Looking at the log I see things like this Valid Rect: LEFT:465 TOP:83 RIGHT : 31 BOTTOM : 0. Wondering what it all means and if it helps. Or perhaps I lack understanding of it all. Thanks.

This is just for debugging, the valid rect is the part of the rect that you have defined in the profile that includes at least 1 pixel with the text color.

If the game is using standard Windows text rendering, shouldn't it be possible to hook into the process directly and determine exactly what characters the game is using?  I think the NJStar CJK Viewer used to do that.  (Anyone else remember that one?)

Of course, if the game is running in an emulator or somehow using its own text renderer, that would be a different matter.

Yes, standard text hooking is possible with many Windows games, but not all, and it is not possible at all with console games.

elpan

  • Newbie
  • *
  • Posts: 2
    • View Profile
Re: Font Based Character Recognizer for Japanese games - Looking for feedback!
« Reply #19 on: January 22, 2018, 06:06:50 pm »
The first thing you need to check is the game's window name, for instance if you're using Neko Project, the command should look like this:
window_name_starts_with:Neko Project

Then check the scale of the window, if it is native (640x400), the command looks like:
scale:1

width and height are the size of the zone where the text is. left and top is the position within the client area. To choose precise values, press F9, this will generate 3 images in the same folder as FBCR.exe, check the file that ends with _full.bmp

Sometime you need to adjust the top value, as the image grabbed from the game change size, use the F9 trick to find the correct value.
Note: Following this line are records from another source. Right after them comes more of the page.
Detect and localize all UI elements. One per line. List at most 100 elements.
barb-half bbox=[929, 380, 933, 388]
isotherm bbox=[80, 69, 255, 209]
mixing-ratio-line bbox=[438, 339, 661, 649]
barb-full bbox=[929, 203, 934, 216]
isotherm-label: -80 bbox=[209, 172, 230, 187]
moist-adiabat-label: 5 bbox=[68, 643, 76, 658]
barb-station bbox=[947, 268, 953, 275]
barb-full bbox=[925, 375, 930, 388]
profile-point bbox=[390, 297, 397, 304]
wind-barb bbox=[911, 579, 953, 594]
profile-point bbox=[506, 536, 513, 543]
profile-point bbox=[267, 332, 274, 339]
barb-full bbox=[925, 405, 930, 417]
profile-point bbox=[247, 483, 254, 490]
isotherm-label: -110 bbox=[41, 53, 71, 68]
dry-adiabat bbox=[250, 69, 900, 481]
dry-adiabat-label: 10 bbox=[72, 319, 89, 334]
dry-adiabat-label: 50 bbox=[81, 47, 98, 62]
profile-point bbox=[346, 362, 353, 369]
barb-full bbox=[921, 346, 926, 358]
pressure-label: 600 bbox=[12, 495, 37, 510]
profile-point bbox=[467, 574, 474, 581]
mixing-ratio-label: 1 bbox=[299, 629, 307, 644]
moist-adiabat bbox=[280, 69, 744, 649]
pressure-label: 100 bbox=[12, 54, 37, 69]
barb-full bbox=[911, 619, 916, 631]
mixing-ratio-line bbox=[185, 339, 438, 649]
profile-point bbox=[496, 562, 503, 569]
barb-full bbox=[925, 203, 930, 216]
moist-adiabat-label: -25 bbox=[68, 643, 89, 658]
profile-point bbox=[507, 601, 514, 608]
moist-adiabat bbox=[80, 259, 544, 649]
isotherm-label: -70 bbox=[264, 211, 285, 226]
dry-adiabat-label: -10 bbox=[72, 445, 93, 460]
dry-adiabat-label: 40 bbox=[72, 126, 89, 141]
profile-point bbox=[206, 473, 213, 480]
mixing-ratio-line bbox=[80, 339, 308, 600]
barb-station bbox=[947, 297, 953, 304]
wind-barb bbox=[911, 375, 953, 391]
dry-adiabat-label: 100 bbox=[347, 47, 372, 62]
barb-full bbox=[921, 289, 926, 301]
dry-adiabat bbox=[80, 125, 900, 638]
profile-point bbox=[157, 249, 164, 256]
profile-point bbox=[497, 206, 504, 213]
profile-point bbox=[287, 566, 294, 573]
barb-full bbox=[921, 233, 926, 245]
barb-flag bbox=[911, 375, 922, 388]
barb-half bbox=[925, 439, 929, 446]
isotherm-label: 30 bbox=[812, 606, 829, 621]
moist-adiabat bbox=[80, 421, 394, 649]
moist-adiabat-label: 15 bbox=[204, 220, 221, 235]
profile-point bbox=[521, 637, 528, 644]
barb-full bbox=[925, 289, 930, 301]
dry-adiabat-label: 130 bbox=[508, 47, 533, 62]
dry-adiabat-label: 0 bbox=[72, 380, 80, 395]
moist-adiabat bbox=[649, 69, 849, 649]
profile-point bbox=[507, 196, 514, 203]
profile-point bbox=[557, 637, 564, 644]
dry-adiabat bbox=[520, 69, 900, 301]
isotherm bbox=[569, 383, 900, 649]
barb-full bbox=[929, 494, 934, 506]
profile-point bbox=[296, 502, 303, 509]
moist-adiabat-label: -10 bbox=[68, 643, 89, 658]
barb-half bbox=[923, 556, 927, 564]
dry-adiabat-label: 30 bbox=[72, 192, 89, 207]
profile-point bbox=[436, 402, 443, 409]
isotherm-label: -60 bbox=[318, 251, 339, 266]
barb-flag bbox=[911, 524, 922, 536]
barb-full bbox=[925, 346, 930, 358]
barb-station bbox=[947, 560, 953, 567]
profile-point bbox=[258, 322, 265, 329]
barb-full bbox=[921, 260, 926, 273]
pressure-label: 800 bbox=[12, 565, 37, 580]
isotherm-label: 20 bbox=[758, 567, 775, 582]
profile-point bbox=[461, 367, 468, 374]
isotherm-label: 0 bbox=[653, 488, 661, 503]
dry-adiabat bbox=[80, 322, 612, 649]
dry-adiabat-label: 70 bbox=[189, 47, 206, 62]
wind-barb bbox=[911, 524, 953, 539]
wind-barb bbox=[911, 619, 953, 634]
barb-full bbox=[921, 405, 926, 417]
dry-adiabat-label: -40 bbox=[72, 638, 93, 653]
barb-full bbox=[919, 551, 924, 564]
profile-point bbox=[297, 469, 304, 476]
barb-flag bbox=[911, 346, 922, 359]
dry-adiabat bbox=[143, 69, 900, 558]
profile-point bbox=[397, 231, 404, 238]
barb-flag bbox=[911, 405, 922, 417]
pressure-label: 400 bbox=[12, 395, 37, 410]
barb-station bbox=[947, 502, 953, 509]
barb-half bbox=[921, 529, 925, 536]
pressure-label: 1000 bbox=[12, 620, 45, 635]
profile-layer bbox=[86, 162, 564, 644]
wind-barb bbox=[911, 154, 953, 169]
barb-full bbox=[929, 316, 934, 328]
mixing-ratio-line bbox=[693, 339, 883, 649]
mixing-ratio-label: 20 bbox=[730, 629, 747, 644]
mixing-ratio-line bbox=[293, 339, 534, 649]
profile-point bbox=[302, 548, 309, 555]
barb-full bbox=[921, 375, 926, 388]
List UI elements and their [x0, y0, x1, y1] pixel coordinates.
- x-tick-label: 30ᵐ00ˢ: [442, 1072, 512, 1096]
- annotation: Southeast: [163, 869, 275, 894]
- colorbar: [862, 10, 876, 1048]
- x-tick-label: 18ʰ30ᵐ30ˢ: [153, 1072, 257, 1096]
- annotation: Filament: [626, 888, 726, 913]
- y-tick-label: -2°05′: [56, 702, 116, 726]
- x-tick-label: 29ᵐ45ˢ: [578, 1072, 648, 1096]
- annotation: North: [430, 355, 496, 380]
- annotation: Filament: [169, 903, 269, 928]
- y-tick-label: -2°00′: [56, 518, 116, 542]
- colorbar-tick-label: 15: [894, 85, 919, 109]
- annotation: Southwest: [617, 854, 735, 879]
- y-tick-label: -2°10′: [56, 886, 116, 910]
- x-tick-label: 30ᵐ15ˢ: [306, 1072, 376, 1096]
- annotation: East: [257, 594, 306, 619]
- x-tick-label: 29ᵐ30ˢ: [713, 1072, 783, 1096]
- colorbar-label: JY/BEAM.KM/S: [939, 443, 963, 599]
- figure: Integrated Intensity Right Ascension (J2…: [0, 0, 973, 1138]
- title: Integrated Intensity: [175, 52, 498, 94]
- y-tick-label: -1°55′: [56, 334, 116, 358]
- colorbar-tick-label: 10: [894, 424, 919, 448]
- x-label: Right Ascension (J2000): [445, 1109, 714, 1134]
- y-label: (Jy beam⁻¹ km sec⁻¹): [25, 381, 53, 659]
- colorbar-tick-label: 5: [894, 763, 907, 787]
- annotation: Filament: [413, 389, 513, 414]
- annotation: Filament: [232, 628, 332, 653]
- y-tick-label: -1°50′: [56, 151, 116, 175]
Thank you, I understand much better now and was able to test a few profiles. Kuro no Ken is working thanks for the profile.
Some feedback. If possible would be great to be able to load multiple profiles at the same time. or better yet a way to define multiple text zones in the same profile for different areas that text appears. Also the speed to parse can seem slow sometimes.